|Photo by Kat J on Unsplash|
I remember that at her funeral, I had to not talk about how I met her. While her other friends talked about how they knew her from church, or from school, or from her epic travel adventures, I kept silent, even as we were asked how we got to know her.
No one from her church knew that we all met at a support group for same-sex attracted Christians.
None of her friends she was close to knew that part of the reason why she died was because she couldn't stand being gay.
No one knew that she had a failed relationship with a guy the year before she died.
No one knew.
And my heart breaks for the fact that if someone had loved her, if she had a partner, female or male, to be there for her, to hold her when her cat died, when her mom died, when she was in the midst of her darkest depression, perhaps she would not have felt so lonely, perhaps she wouldn't have felt that life was not worth living.
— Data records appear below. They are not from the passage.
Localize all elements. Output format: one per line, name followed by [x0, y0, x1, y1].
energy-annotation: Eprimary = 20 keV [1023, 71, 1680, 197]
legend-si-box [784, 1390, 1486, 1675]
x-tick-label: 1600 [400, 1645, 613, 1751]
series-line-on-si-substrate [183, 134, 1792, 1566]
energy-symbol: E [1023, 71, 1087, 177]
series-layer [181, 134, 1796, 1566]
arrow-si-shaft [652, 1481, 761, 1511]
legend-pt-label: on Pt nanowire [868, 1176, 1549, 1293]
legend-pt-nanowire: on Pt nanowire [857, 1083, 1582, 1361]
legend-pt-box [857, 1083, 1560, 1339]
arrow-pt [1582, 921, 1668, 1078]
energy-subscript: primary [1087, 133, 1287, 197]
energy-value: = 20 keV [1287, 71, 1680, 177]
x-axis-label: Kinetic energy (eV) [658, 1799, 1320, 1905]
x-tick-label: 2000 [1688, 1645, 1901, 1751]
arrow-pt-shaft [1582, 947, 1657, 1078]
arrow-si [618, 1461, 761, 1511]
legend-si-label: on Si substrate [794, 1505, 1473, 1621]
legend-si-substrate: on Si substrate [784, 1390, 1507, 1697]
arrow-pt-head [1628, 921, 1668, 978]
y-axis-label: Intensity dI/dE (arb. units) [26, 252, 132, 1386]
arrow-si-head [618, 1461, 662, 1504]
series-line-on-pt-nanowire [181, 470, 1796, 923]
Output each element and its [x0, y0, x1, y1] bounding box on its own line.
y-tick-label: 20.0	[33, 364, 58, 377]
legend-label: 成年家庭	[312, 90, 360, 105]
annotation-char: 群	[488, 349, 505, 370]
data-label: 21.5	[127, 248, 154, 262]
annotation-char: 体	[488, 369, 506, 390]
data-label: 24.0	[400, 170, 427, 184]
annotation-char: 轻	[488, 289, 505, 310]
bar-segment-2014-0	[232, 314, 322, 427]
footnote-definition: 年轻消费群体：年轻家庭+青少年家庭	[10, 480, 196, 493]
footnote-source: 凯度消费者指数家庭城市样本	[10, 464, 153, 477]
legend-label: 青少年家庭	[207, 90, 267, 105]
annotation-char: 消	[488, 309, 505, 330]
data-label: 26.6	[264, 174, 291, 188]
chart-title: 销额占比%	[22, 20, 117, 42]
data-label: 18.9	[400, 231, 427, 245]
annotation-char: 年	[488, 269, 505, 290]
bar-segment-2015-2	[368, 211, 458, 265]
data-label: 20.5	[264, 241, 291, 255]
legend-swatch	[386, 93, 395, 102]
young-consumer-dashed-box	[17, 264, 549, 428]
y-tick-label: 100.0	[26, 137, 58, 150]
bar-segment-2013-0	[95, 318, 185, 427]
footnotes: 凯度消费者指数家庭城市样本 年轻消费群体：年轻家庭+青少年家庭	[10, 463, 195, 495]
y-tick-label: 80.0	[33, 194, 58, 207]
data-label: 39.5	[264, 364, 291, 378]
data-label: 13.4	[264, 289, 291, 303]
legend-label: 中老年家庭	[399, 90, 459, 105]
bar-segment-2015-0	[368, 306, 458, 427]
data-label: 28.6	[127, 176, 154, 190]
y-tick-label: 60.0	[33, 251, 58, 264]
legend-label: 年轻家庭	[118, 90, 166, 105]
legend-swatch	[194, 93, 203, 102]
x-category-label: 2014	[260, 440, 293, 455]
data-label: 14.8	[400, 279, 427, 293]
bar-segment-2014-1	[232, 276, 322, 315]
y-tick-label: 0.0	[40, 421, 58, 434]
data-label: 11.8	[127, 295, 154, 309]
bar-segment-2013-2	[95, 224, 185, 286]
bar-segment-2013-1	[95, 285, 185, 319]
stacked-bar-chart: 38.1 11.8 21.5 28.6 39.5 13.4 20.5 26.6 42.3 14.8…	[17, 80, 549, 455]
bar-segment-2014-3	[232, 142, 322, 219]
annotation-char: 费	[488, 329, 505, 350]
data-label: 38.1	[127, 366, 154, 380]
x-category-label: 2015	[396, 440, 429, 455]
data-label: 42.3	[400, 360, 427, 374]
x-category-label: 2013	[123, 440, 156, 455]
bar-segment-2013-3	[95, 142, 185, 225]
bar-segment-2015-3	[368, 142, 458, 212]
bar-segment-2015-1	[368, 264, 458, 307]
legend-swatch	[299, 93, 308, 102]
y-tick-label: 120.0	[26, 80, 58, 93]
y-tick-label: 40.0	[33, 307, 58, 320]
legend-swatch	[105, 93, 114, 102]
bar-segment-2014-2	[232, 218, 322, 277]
I know, because I've been there.
Just days after she passed, I had the recurring thought of ending it all with the help of a coat-hanger. It might have been because of the Christmas sermon. It might have been because I felt like I wasn't worth much in the eyes of my senior pastor. It might have been because of all the homophobia I'd internalized for so long.
But life is worth living. For the sake of my partner, for my family, for my friends.
But most of all, because I know I am loved.
Did she know that she was?
Which makes it even more tragic.
The largest hall at the crematorium was filled and overflowing by the time the first service ended. All these friends and she felt none of the love. All of whom remembered her, close to none knew the secret that she kept to the grave with her.
Why was it her and not me?
I miss her.
The vivacious, fun-loving, funny, inspiring friend that I once had. That I once knew. Now in a pile of ashes in an urn.
Good thing I'm seeing my counsellor tomorrow. Maybe this is something we can process together.
Well, that's about it folks. Good night.